Review by Jared Pearce

For me the tension between the line breaks that work against a fluid, coherent paragraphing a letter should demonstrate, and the hope that drives the speaker to create the letter in the first place is quite wonderful.  For example, the first line, “I found your name on a website” is straightforward, but the second line creates a tension with both the first line and the overall typical method of a submission cover letter, “offering concerts I am writing to you.”  In this way the speaker’s attempt to engage the addressee, all the while noting an evaporating chance of success, also breaks while it builds the attempt, the letter itself, which builds a very fun comment on how we go about seeking an audience for art.

 

Review by Ralph Earle

This poem reminds us that anything can be the stuff of art, even email. Although it projects a loneliness and frustration, a wry, self-deprecating humor surfaces in almost every line, as the speaker, a musician, presents their case for an audition, a case they simultaneously undercut with a naïve self-awareness that they are actually writing a mass email template.

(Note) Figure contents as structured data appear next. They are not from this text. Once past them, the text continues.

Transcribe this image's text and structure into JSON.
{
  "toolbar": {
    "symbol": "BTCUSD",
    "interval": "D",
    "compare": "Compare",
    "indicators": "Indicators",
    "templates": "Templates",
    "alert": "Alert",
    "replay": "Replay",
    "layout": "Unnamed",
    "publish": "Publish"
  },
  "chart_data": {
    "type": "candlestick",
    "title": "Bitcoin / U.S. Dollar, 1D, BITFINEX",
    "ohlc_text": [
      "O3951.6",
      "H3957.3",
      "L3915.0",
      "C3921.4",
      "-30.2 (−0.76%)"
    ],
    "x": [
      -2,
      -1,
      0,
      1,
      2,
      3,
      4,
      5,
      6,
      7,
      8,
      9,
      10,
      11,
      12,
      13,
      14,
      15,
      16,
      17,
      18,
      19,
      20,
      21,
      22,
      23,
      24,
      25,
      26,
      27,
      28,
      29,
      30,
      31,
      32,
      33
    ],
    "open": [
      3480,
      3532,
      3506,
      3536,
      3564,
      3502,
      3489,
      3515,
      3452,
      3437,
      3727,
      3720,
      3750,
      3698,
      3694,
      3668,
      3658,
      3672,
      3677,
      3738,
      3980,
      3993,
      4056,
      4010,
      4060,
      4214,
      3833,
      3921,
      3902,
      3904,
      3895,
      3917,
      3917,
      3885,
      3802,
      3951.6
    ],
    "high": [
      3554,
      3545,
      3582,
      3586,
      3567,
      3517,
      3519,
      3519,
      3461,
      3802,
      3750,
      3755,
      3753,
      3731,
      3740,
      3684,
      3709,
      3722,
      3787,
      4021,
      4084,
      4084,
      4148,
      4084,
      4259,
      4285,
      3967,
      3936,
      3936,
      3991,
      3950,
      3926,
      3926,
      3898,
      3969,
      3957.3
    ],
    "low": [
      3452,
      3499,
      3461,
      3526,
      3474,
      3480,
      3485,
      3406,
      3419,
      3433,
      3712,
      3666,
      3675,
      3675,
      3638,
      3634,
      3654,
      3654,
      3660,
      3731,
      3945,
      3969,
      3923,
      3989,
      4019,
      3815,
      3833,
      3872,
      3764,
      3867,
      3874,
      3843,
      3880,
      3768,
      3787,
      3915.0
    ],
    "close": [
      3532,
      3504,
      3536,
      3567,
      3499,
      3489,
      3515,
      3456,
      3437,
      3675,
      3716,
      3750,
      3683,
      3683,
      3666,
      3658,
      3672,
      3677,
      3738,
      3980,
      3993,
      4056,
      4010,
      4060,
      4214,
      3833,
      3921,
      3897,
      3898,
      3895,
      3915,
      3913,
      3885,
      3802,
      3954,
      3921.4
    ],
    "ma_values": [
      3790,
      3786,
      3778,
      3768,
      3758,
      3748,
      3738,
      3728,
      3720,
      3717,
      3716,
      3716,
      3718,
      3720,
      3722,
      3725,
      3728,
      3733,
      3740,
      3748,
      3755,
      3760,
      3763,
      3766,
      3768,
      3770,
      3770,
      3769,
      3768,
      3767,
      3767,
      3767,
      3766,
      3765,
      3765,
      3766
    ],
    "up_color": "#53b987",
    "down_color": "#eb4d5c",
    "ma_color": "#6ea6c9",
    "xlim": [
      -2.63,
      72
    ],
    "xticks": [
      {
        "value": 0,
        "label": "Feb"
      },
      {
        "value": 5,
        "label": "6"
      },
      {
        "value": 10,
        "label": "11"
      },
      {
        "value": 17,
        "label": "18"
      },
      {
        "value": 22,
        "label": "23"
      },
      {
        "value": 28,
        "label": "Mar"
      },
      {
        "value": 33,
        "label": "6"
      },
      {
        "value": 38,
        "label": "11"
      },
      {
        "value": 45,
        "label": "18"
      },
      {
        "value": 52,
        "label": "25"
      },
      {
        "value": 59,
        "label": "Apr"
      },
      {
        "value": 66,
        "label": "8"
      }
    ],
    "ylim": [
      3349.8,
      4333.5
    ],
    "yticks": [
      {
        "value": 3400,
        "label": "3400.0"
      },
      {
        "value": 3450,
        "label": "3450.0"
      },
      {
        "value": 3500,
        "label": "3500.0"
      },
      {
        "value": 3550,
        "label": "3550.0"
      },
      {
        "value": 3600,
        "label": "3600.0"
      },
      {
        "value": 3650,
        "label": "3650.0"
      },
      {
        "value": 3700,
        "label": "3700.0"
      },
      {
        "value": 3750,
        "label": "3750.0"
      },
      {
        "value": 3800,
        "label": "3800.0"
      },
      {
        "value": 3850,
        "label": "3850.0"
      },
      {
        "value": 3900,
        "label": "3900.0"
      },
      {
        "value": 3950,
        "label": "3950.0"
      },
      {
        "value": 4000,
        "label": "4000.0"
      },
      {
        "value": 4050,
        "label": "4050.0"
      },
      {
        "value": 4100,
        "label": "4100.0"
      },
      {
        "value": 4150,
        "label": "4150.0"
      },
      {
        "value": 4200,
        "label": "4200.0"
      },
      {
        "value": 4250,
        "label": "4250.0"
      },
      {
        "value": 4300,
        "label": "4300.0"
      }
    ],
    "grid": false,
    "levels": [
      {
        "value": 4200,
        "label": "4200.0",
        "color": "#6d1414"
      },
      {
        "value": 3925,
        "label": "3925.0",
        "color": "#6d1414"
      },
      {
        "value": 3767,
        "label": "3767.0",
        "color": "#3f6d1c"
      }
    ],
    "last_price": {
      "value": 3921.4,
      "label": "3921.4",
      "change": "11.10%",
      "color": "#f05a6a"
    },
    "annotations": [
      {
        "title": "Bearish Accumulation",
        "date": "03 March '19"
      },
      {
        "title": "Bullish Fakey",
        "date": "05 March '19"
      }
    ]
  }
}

Although the email is crafted to sound personal, the poem’s title, “Dear {Salutation} {Last_Name},” declares it to be a template that will substitute mailing list data for the variables inside the curly brackets, a trope repeated at key points in the poem, even going so far as to render the musician’s own identity as the variable {me}.

The impersonality of the mail template is contrasted with the intimacy of “I hold out this flower / to you hoping you will accept / this long-stemmed flower,” poignant in view of the long odds against the success of this plea. But like so much about the poem, the poignancy is ironic: aimed at thousands and doomed to failure, just one more artificially chummy email.

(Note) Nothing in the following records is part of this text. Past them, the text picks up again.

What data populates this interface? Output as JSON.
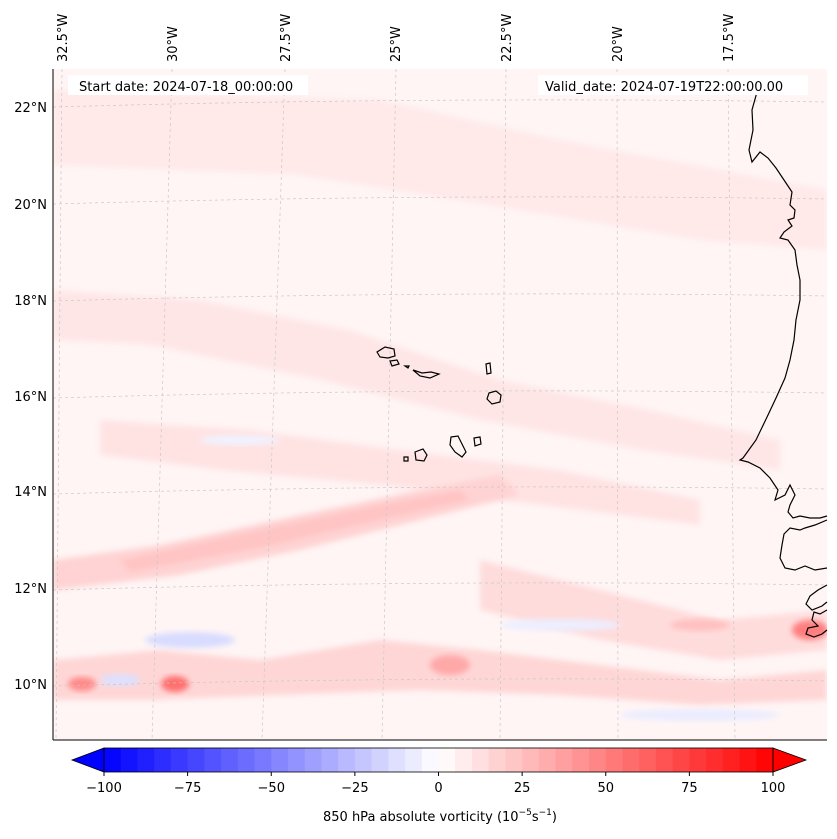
{
  "map": {
    "start_label": "Start date: 2024-07-18_00:00:00",
    "valid_label": "Valid_date: 2024-07-19T22:00:00.00",
    "lon_labels": [
      "32.5°W",
      "30°W",
      "27.5°W",
      "25°W",
      "22.5°W",
      "20°W",
      "17.5°W"
    ],
    "lat_labels": [
      "22°N",
      "20°N",
      "18°N",
      "16°N",
      "14°N",
      "12°N",
      "10°N"
    ],
    "colorbar": {
      "min": -100,
      "max": 100,
      "ticks": [
        "−100",
        "−75",
        "−50",
        "−25",
        "0",
        "25",
        "50",
        "75",
        "100"
      ],
      "label_main": "850 hPa absolute vorticity (10",
      "label_exp1": "−5",
      "label_mid": "s",
      "label_exp2": "−1",
      "label_end": ")",
      "colormap": "bwr",
      "extend": "both"
    },
    "colors": {
      "coastline": "#000000",
      "gridline": "#c8c8c8",
      "background_field": "#fff5f5",
      "weak_positive": "#ffdede",
      "strong_positive": "#ff5a5a",
      "weak_negative": "#eef0ff"
    }
  }
}
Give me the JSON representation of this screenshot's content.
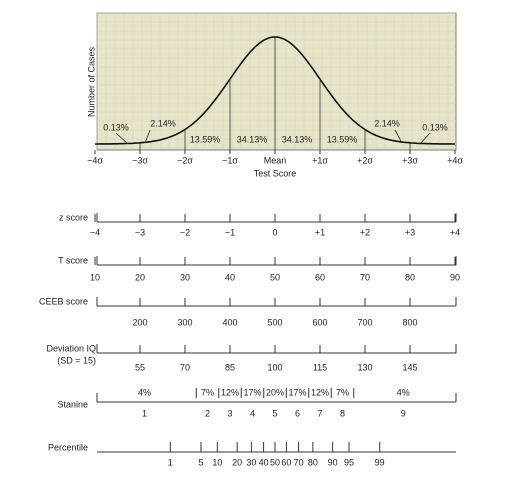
{
  "curve": {
    "y_axis_label": "Number of Cases",
    "x_axis_label": "Test Score",
    "sigma_labels": [
      "−4σ",
      "−3σ",
      "−2σ",
      "−1σ",
      "Mean",
      "+1σ",
      "+2σ",
      "+3σ",
      "+4σ"
    ],
    "area_labels": [
      "0.13%",
      "2.14%",
      "13.59%",
      "34.13%",
      "34.13%",
      "13.59%",
      "2.14%",
      "0.13%"
    ]
  },
  "scales": [
    {
      "label": "z score",
      "ticks": [
        "−4",
        "−3",
        "−2",
        "−1",
        "0",
        "+1",
        "+2",
        "+3",
        "+4"
      ]
    },
    {
      "label": "T score",
      "ticks": [
        10,
        20,
        30,
        40,
        50,
        60,
        70,
        80,
        90
      ]
    },
    {
      "label": "CEEB score",
      "ticks": [
        200,
        300,
        400,
        500,
        600,
        700,
        800
      ]
    },
    {
      "label": "Deviation IQ",
      "sublabel": "(SD = 15)",
      "ticks": [
        55,
        70,
        85,
        100,
        115,
        130,
        145
      ]
    },
    {
      "label": "Stanine",
      "percents": [
        "4%",
        "7%",
        "12%",
        "17%",
        "20%",
        "17%",
        "12%",
        "7%",
        "4%"
      ],
      "ticks": [
        1,
        2,
        3,
        4,
        5,
        6,
        7,
        8,
        9
      ]
    },
    {
      "label": "Percentile",
      "ticks": [
        1,
        5,
        10,
        20,
        30,
        40,
        50,
        60,
        70,
        80,
        90,
        95,
        99
      ]
    }
  ]
}
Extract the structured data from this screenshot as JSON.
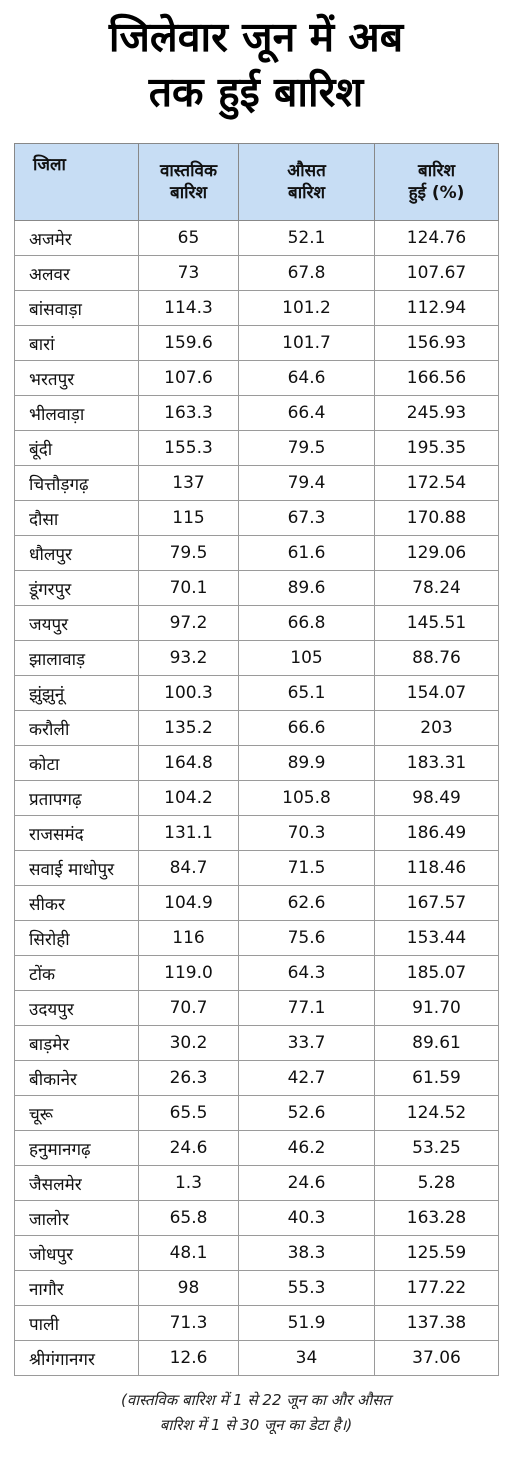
{
  "title_lines": [
    "जिलेवार जून में अब",
    "तक हुई बारिश"
  ],
  "chart_data": {
    "type": "table",
    "columns": [
      {
        "line1": "जिला",
        "line2": ""
      },
      {
        "line1": "वास्तविक",
        "line2": "बारिश"
      },
      {
        "line1": "औसत",
        "line2": "बारिश"
      },
      {
        "line1": "बारिश",
        "line2": "हुई (%)"
      }
    ],
    "rows": [
      [
        "अजमेर",
        "65",
        "52.1",
        "124.76"
      ],
      [
        "अलवर",
        "73",
        "67.8",
        "107.67"
      ],
      [
        "बांसवाड़ा",
        "114.3",
        "101.2",
        "112.94"
      ],
      [
        "बारां",
        "159.6",
        "101.7",
        "156.93"
      ],
      [
        "भरतपुर",
        "107.6",
        "64.6",
        "166.56"
      ],
      [
        "भीलवाड़ा",
        "163.3",
        "66.4",
        "245.93"
      ],
      [
        "बूंदी",
        "155.3",
        "79.5",
        "195.35"
      ],
      [
        "चित्तौड़गढ़",
        "137",
        "79.4",
        "172.54"
      ],
      [
        "दौसा",
        "115",
        "67.3",
        "170.88"
      ],
      [
        "धौलपुर",
        "79.5",
        "61.6",
        "129.06"
      ],
      [
        "डूंगरपुर",
        "70.1",
        "89.6",
        "78.24"
      ],
      [
        "जयपुर",
        "97.2",
        "66.8",
        "145.51"
      ],
      [
        "झालावाड़",
        "93.2",
        "105",
        "88.76"
      ],
      [
        "झुंझुनूं",
        "100.3",
        "65.1",
        "154.07"
      ],
      [
        "करौली",
        "135.2",
        "66.6",
        "203"
      ],
      [
        "कोटा",
        "164.8",
        "89.9",
        "183.31"
      ],
      [
        "प्रतापगढ़",
        "104.2",
        "105.8",
        "98.49"
      ],
      [
        "राजसमंद",
        "131.1",
        "70.3",
        "186.49"
      ],
      [
        "सवाई माधोपुर",
        "84.7",
        "71.5",
        "118.46"
      ],
      [
        "सीकर",
        "104.9",
        "62.6",
        "167.57"
      ],
      [
        "सिरोही",
        "116",
        "75.6",
        "153.44"
      ],
      [
        "टोंक",
        "119.0",
        "64.3",
        "185.07"
      ],
      [
        "उदयपुर",
        "70.7",
        "77.1",
        "91.70"
      ],
      [
        "बाड़मेर",
        "30.2",
        "33.7",
        "89.61"
      ],
      [
        "बीकानेर",
        "26.3",
        "42.7",
        "61.59"
      ],
      [
        "चूरू",
        "65.5",
        "52.6",
        "124.52"
      ],
      [
        "हनुमानगढ़",
        "24.6",
        "46.2",
        "53.25"
      ],
      [
        "जैसलमेर",
        "1.3",
        "24.6",
        "5.28"
      ],
      [
        "जालोर",
        "65.8",
        "40.3",
        "163.28"
      ],
      [
        "जोधपुर",
        "48.1",
        "38.3",
        "125.59"
      ],
      [
        "नागौर",
        "98",
        "55.3",
        "177.22"
      ],
      [
        "पाली",
        "71.3",
        "51.9",
        "137.38"
      ],
      [
        "श्रीगंगानगर",
        "12.6",
        "34",
        "37.06"
      ]
    ]
  },
  "footnote_lines": [
    "(वास्तविक बारिश में 1 से 22 जून का और औसत",
    "बारिश में 1 से 30 जून का डेटा है।)"
  ],
  "colors": {
    "header_bg": "#c7ddf4",
    "border": "#9a9a9a"
  }
}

And yet it only takes one – one venue willing to host the musician, one recipient who believes in the intimacy of the proffered rose – to make the desperate dream come true. And so why not send as many emails as possible? It’s not so different from submitting a written piece to dozens of periodicals, in the hope that it will speak to a single editor.

The poem engages a central paradox of the internet, the longing for connection versus depersonalization. At the same time, it begs the question of how things might have been different in pre-internet days. Thirty, forty, fifty years ago, earlier versions of the musician were struggling with similar dreams, frustrations, and desires.

In this sense the poem is perhaps a commentary on the shifting means of reaching for dreams, rather than on the dreams themselves. Whether the proffered rose is real or virtual, the frustration and loneliness remain the same.